The fear was that, based on his history, once in a position to issue those executive orders and appoint those high-powered officials, he would act in such a manner as he was able to in order to achieve his previously-stated goals.
Part 2:
As a Democrat, President Obama is the titular head of the Democratic Party. And since the party platform and a couple of decades of experience have shown that the party is dedicated to being anti-gun. Naturally, they would assume that Congressional Democrats would work towards this (especially after the huge majorities we had in 2008).
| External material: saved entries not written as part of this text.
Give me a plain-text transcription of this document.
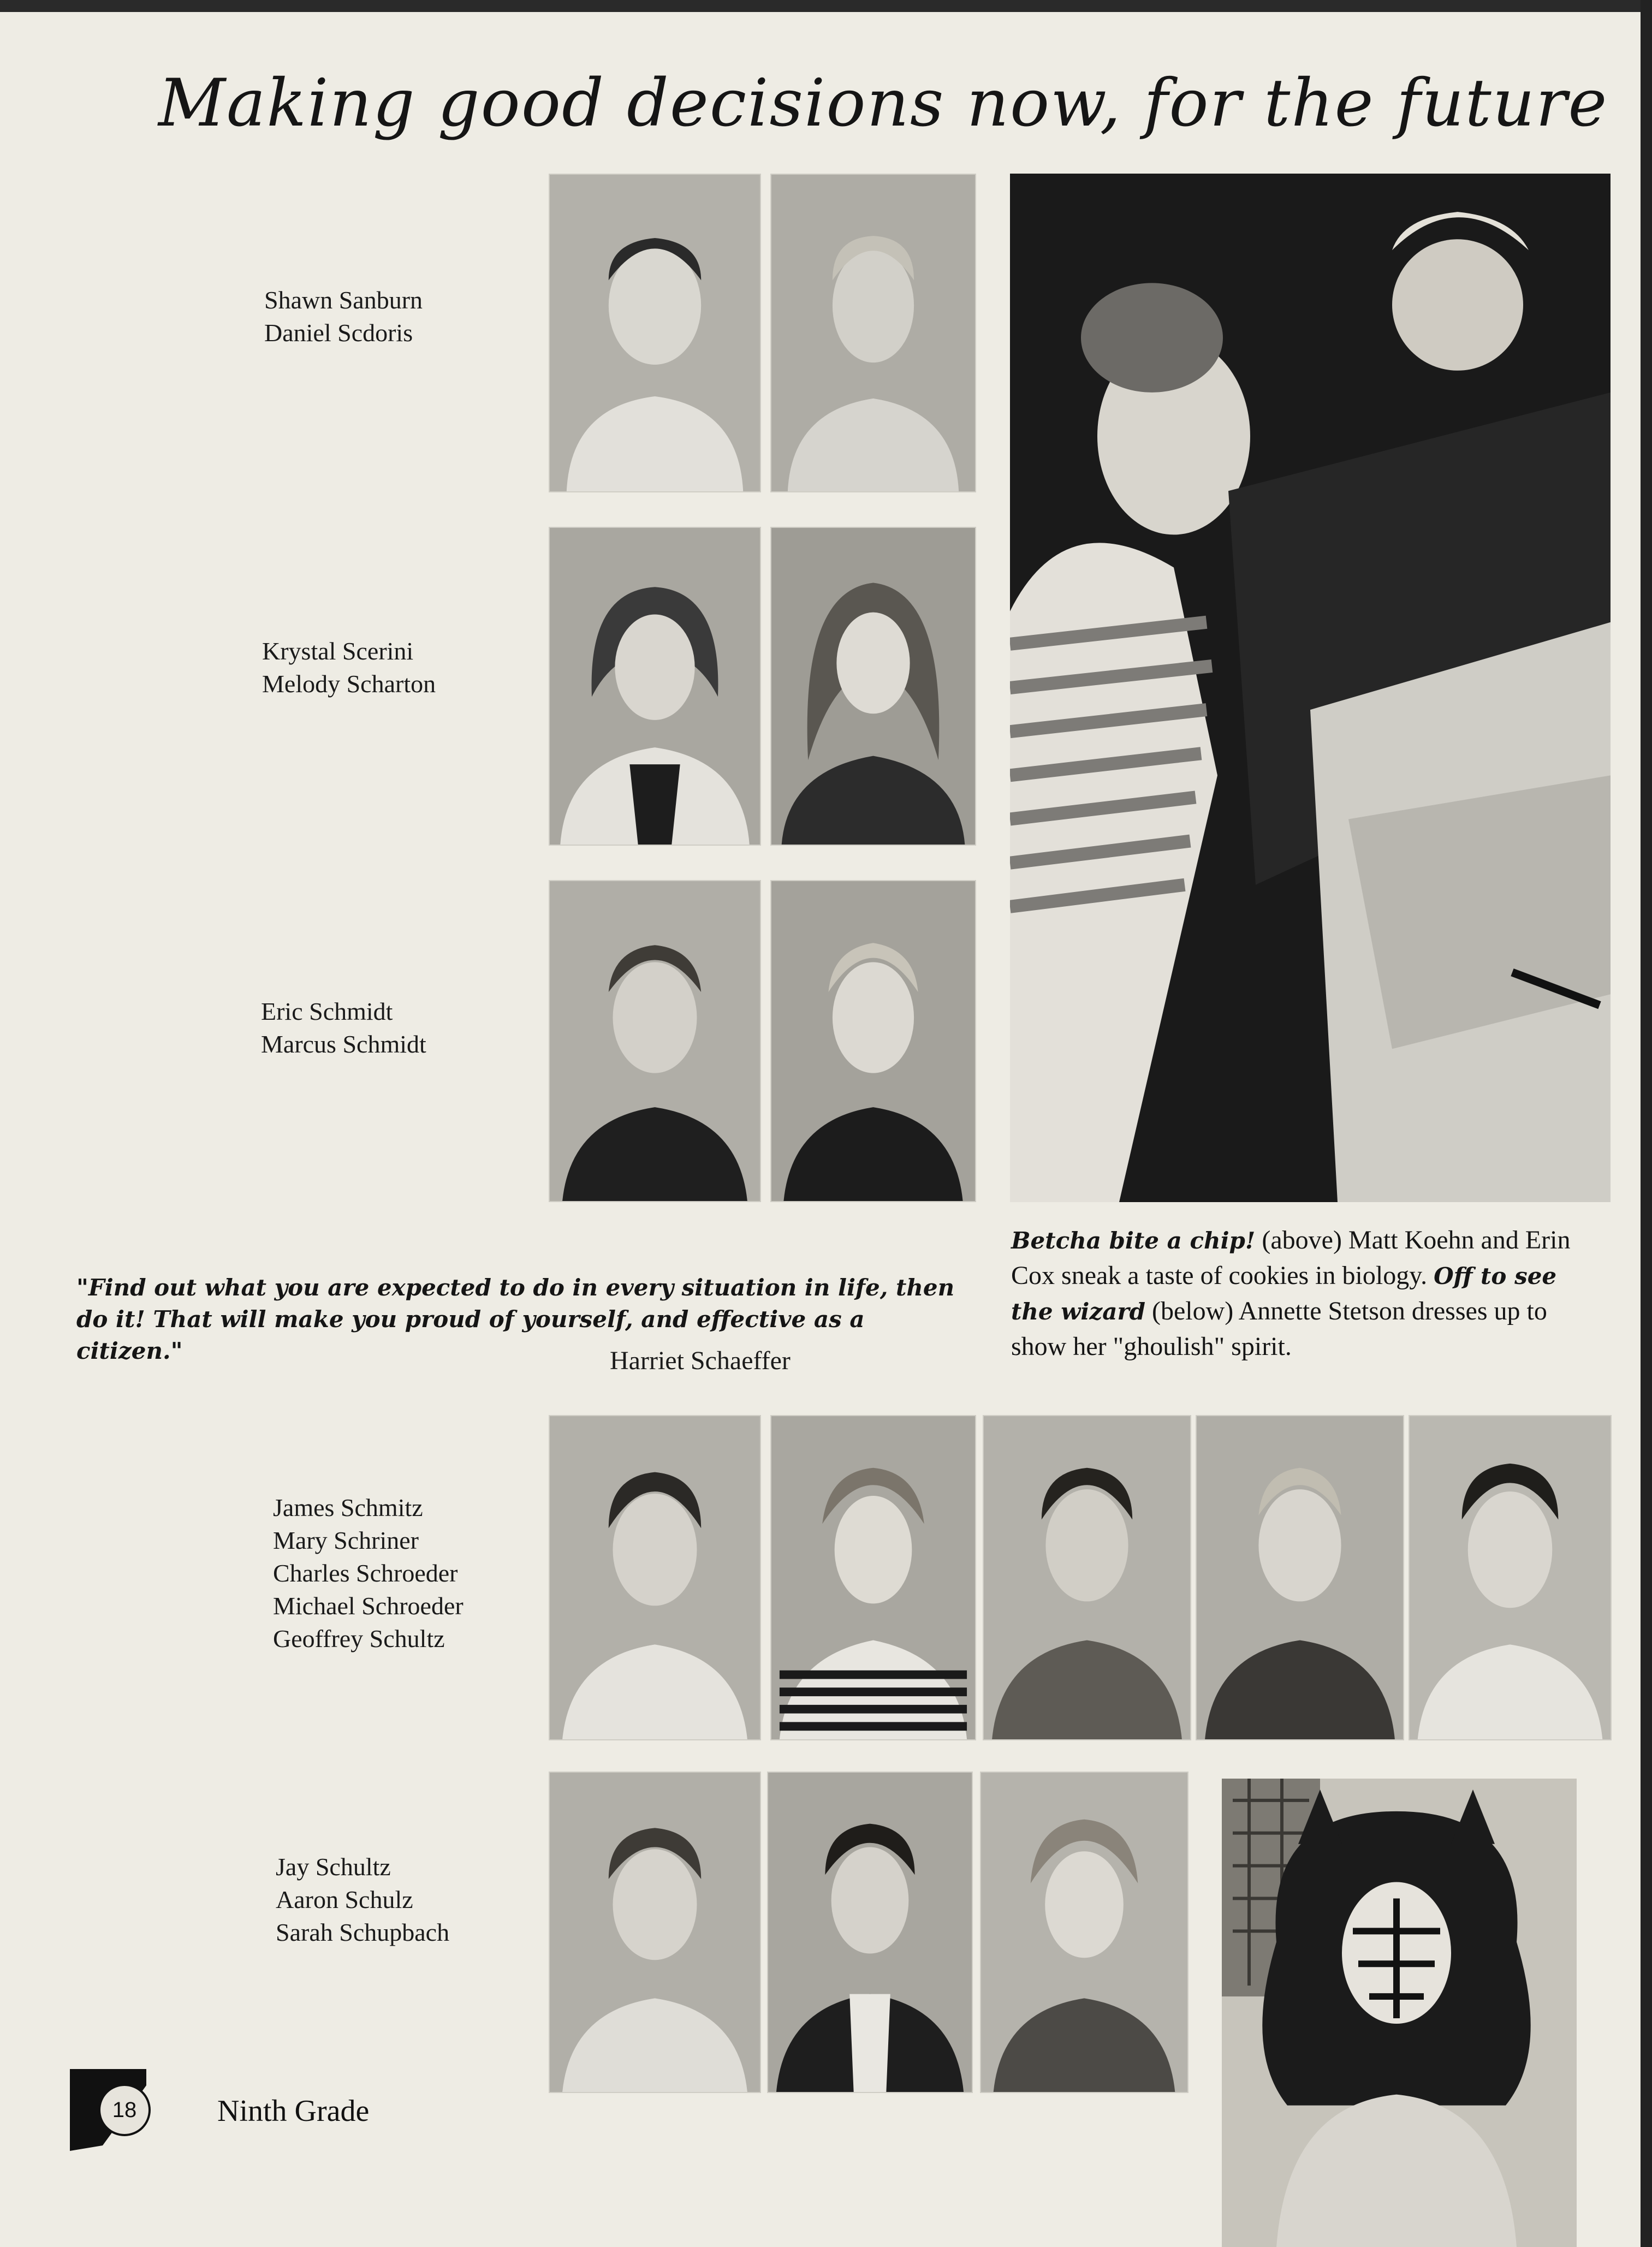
Making good decisions now, for the future
Shawn Sanburn
Daniel Scdoris
Krystal Scerini
Melody Scharton
Eric Schmidt
Marcus Schmidt
"Find out what you are expected to do in every situation in life, then do it! That will make you proud of yourself, and effective as a citizen."	Harriet Schaeffer
Betcha bite a chip! (above) Matt Koehn and Erin Cox sneak a taste of cookies in biology. Off to see the wizard (below) Annette Stetson dresses up to show her "ghoulish" spirit.
James Schmitz
Mary Schriner
Charles Schroeder
Michael Schroeder
Geoffrey Schultz
Jay Schultz
Aaron Schulz
Sarah Schupbach
18	Ninth Grade
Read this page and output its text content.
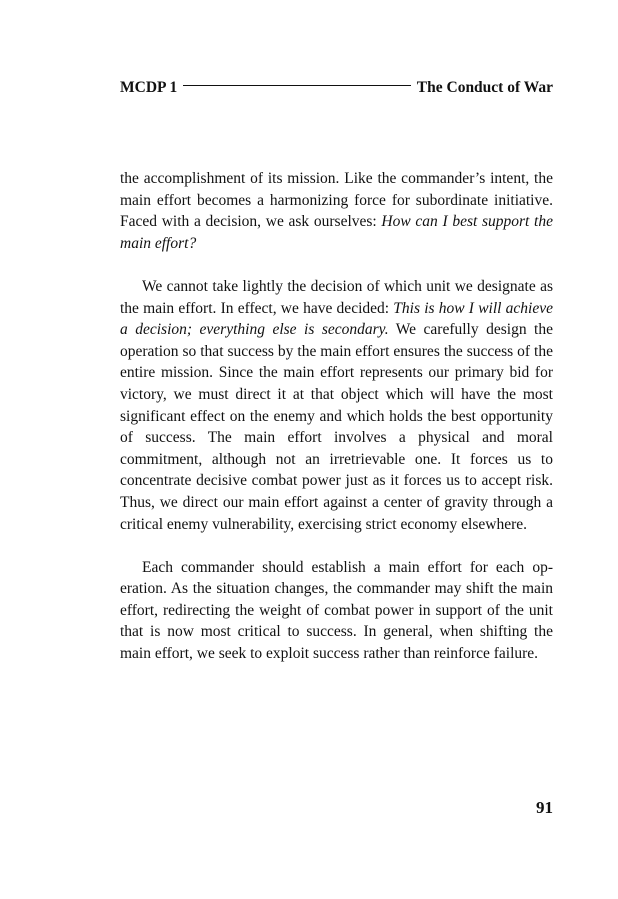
MCDP 1	The Conduct of War

the accomplishment of its mission. Like the commander’s intent, the main effort becomes a harmonizing force for subordinate initiative. Faced with a decision, we ask ourselves: How can I best support the main effort?

We cannot take lightly the decision of which unit we designate as the main effort. In effect, we have decided: This is how I will achieve a decision; everything else is secondary. We carefully design the operation so that success by the main effort ensures the success of the entire mission. Since the main effort represents our primary bid for victory, we must direct it at that object which will have the most significant effect on the enemy and which holds the best opportunity of success. The main effort involves a physical and moral commitment, although not an irretrievable one. It forces us to concentrate decisive combat power just as it forces us to accept risk. Thus, we direct our main effort against a center of gravity through a critical enemy vulnerability, exercising strict economy elsewhere.

Each commander should establish a main effort for each operation. As the situation changes, the commander may shift the main effort, redirecting the weight of combat power in support of the unit that is now most critical to success. In general, when shifting the main effort, we seek to exploit success rather than reinforce failure.

91
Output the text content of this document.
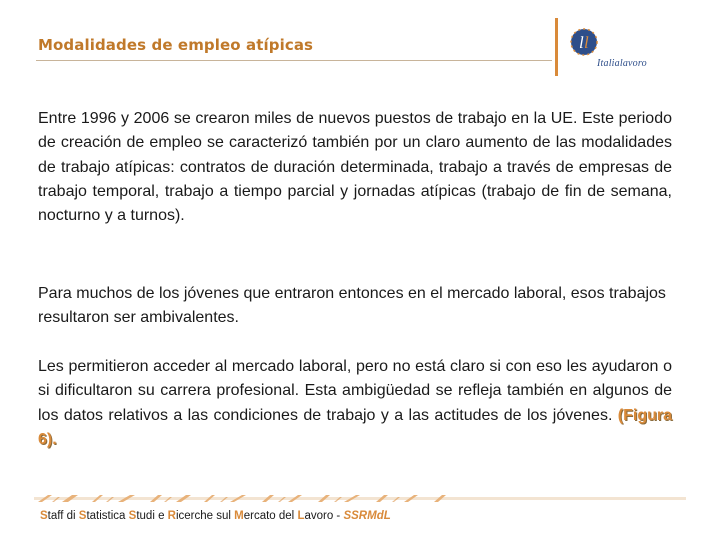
Modalidades de empleo atípicas	l l
Italialavoro

Entre 1996 y 2006 se crearon miles de nuevos puestos de trabajo en la UE. Este periodo de creación de empleo se caracterizó también por un claro aumento de las modalidades de trabajo atípicas: contratos de duración determinada, trabajo a través de empresas de trabajo temporal, trabajo a tiempo parcial y jornadas atípicas (trabajo de fin de semana, nocturno y a turnos).

Para muchos de los jóvenes que entraron entonces en el mercado laboral, esos trabajos resultaron ser ambivalentes.

Les permitieron acceder al mercado laboral, pero no está claro si con eso les ayudaron o si dificultaron su carrera profesional. Esta ambigüedad se refleja también en algunos de los datos relativos a las condiciones de trabajo y a las actitudes de los jóvenes. (Figura 6).

Staff di Statistica Studi e Ricerche sul Mercato del Lavoro - SSRMdL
And that Obama, even if he wasn't personally a frothing anti-gun person, would not take a public stand against anti-gun legislation, would not work with Congress to get it removed from legislation, and wouldn't veto it if it made it to his desk.
The fear was that dedicated Democrats might pass anti-gun laws and that Obama would sign them, even if he wasn't that keen on it.
Part 3:
The NRA is right on the technical legal issues. Unfortunately, they coach this rightness in overly-emotional and somewhat wild-eyed rhetoric.
I hesitate to call them "paranoid", for the simple fact that repetitive questioning can make a person seem paranoid. Always asking "but why do you need..." eventually make the answer sound defensive.